Turizo also declined to disclose how much money the organization has spent so far on outreach and educational activities or how much money it has in the bank. Federal law requires charities to report income, expenses, salaries and program activities to the IRS each year, and that’s how FFHA will report its financial activities, Hindi said.
Turizo said he’s only recently paid himself $300 from FFHA’s coffers after 38 weeks of working without pay. He plans to use proceeds from FFHA’s settlements to create a program to help convicted felons and low-income tenants find affordable housing, he said.
Different approaches
Regardless of his motivation, it’s undeniable that his efforts are increasing awareness among landlords that blanket bans on felons are indefensible under federal law, acknowledged Matthew Dietz, attorney for the Miami-based Housing Opportunities Project for Excellence Inc., which conducts its own compliance tests under HUD guidelines and files complaints when it identifies discrimination.
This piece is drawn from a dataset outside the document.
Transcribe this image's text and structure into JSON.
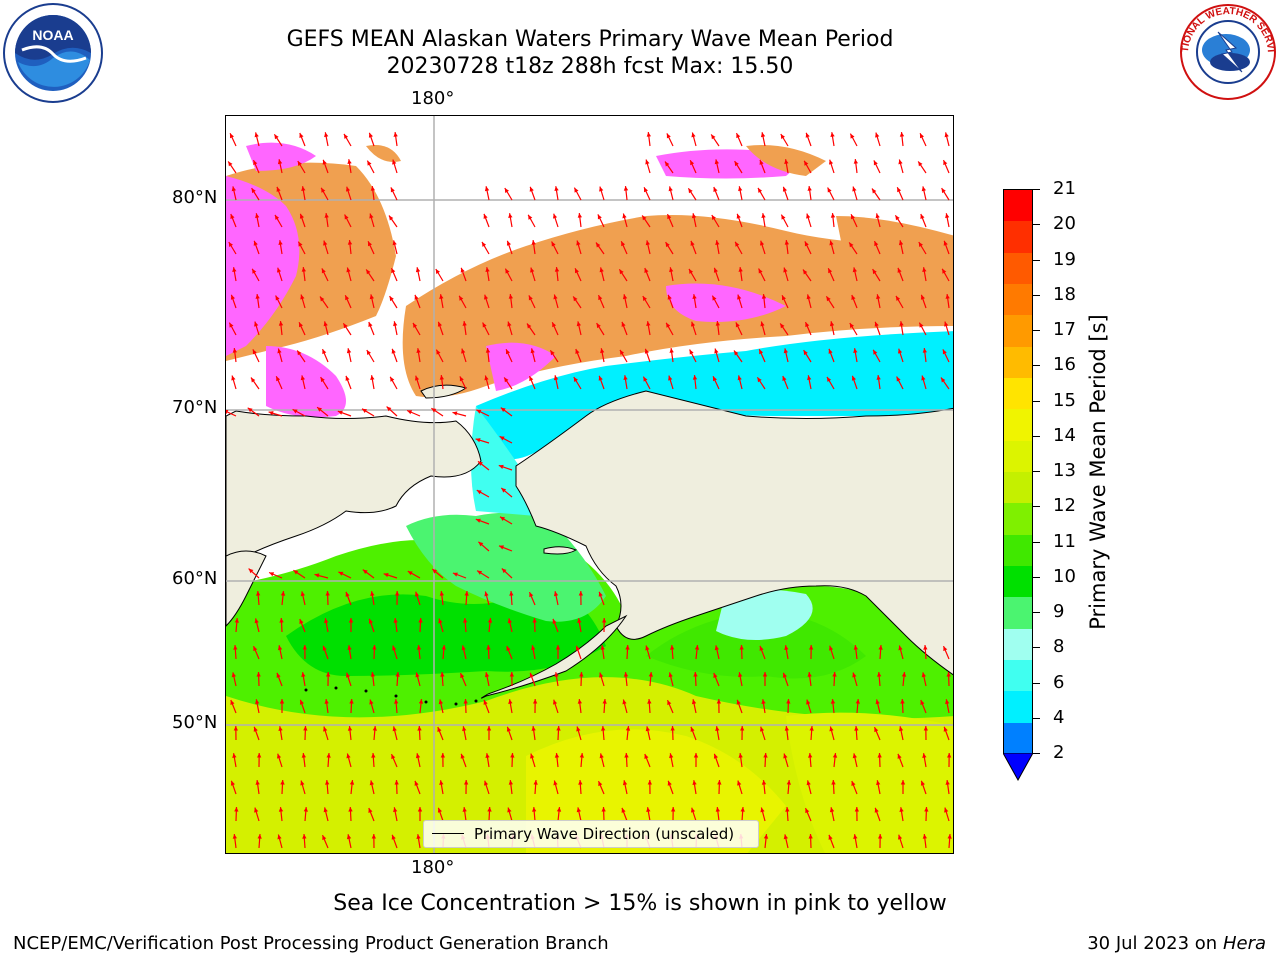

“It still has a value because it stops discrimination,” he said. “It just doesn’t go as far as what legitimate groups do.”
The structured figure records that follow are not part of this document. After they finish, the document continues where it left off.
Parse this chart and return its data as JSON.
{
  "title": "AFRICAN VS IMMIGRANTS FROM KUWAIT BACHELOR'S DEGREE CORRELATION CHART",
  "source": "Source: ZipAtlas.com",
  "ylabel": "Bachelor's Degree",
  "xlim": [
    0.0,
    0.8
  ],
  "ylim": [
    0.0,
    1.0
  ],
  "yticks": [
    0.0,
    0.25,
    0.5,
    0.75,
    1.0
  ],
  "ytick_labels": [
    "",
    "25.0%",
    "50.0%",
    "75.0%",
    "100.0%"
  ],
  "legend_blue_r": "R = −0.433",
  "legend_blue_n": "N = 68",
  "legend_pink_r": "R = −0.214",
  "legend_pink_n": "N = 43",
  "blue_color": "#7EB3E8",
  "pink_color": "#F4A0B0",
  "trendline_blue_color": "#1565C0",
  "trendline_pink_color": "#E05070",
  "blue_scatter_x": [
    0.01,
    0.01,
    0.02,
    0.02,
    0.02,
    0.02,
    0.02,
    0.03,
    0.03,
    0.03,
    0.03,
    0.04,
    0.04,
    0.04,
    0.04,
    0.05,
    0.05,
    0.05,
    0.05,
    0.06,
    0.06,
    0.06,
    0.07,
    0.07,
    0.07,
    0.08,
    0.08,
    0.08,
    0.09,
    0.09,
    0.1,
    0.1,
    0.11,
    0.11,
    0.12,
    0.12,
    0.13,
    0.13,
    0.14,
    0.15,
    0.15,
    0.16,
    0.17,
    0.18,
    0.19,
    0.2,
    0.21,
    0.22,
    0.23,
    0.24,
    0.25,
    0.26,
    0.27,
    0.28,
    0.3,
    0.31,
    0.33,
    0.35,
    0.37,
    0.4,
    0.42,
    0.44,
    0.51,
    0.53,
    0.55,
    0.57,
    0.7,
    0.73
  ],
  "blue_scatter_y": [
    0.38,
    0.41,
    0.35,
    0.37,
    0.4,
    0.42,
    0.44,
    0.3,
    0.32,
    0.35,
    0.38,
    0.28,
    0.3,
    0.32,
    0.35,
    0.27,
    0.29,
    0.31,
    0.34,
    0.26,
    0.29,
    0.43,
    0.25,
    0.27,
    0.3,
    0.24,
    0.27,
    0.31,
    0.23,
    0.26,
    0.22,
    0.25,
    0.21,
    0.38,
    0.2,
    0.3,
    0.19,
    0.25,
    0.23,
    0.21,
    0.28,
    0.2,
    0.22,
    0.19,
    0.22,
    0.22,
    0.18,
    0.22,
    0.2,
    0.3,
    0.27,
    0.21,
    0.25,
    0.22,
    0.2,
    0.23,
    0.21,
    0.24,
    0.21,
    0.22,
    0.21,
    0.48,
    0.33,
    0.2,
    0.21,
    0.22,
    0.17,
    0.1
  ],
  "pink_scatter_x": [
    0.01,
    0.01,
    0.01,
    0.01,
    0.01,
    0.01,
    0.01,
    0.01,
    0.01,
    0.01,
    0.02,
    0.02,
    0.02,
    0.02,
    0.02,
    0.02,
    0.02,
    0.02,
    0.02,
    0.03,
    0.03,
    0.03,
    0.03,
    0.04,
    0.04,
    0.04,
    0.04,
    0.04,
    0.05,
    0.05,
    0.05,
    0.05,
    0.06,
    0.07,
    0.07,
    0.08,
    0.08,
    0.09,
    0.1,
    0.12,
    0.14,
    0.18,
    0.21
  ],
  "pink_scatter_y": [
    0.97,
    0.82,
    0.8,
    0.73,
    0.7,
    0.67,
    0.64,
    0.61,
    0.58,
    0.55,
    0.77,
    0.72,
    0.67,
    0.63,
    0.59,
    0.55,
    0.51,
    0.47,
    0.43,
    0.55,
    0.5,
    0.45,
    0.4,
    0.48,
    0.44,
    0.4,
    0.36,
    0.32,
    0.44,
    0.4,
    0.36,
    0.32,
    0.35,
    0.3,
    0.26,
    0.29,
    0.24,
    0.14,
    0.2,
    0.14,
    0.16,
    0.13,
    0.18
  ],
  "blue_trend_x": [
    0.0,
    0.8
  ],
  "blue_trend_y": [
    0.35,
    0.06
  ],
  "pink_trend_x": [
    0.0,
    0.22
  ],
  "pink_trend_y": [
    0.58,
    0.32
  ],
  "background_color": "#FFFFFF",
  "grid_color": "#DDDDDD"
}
FFHA’s activities risk damaging the reputations and legal standing of longtime fair housing organizations that carefully manage their testing programs to ensure they are unbiased and fair to businesses being tested, and that testers themselves have no financial incentive to influence results, Dietz and Robertson said.
HOME, which receives federal HUD grants for its activities, instructs its testers to ask questions that go beyond a simple “yes we do or no we don’t” ban convicted felons.
“Testing for us is a planned investigation that includes a testing coordinator and a tester — two different roles,” Robertson said. “We have to submit our methodology for approval. I’m not just making phone calls and offering hearsay as the basis for litigation.”
HOME’s discrimination testers receive a stipend of $50 to $75 per test and receive no financial incentive for generating litigation, she said. They’re trained to ask multiple questions designed to find out what policies they have in place, whether they might be illegal, and, if so, how they can be corrected. Housing providers, she said, can legitimately have policies refusing to rent to applicants convicted over the past five years of sexual assaults, use of deadly weapons, acts of violence or drug manufacturing.
The correct answer landlords should give to compliance testers, Dietz said, is “we do criminal background checks and if something comes up, we give it to management. We’re going to have to see.”
HOME’s testers also undergo background screening because HUD policies forbid convicted felons from becoming testers
Turizo said he inquired about a HUD grant but found out he would be ineligible because of his convictions. He and Hindi said they plan to challenge that policy in court.
Robertson and Dietz say they worry that FFHA’s activities will not only harm the reputations of legitimate compliance testing organizations but also trigger court rulings that would restrict their ability to conduct future tests.
Dietz said restrictions intended to rein in abuses by attorneys and testers who make their living soliciting settlements from businesses for violations of the Americans with Disabilities Act have made it more difficult for individuals to litigate for their rights. He’d hate to see housing lawsuit abuses result in similar “hoops” that would impede individuals’ abilities to fight discrimination. Turizo and Hindi say the groups shouldn’t worry about the legitimacy of their activities.
“We’re bringing about positive change right now,” Hindi said. “The only people upset are the people getting called out for clear discriminatory practices and who sign pledges to change those practices.”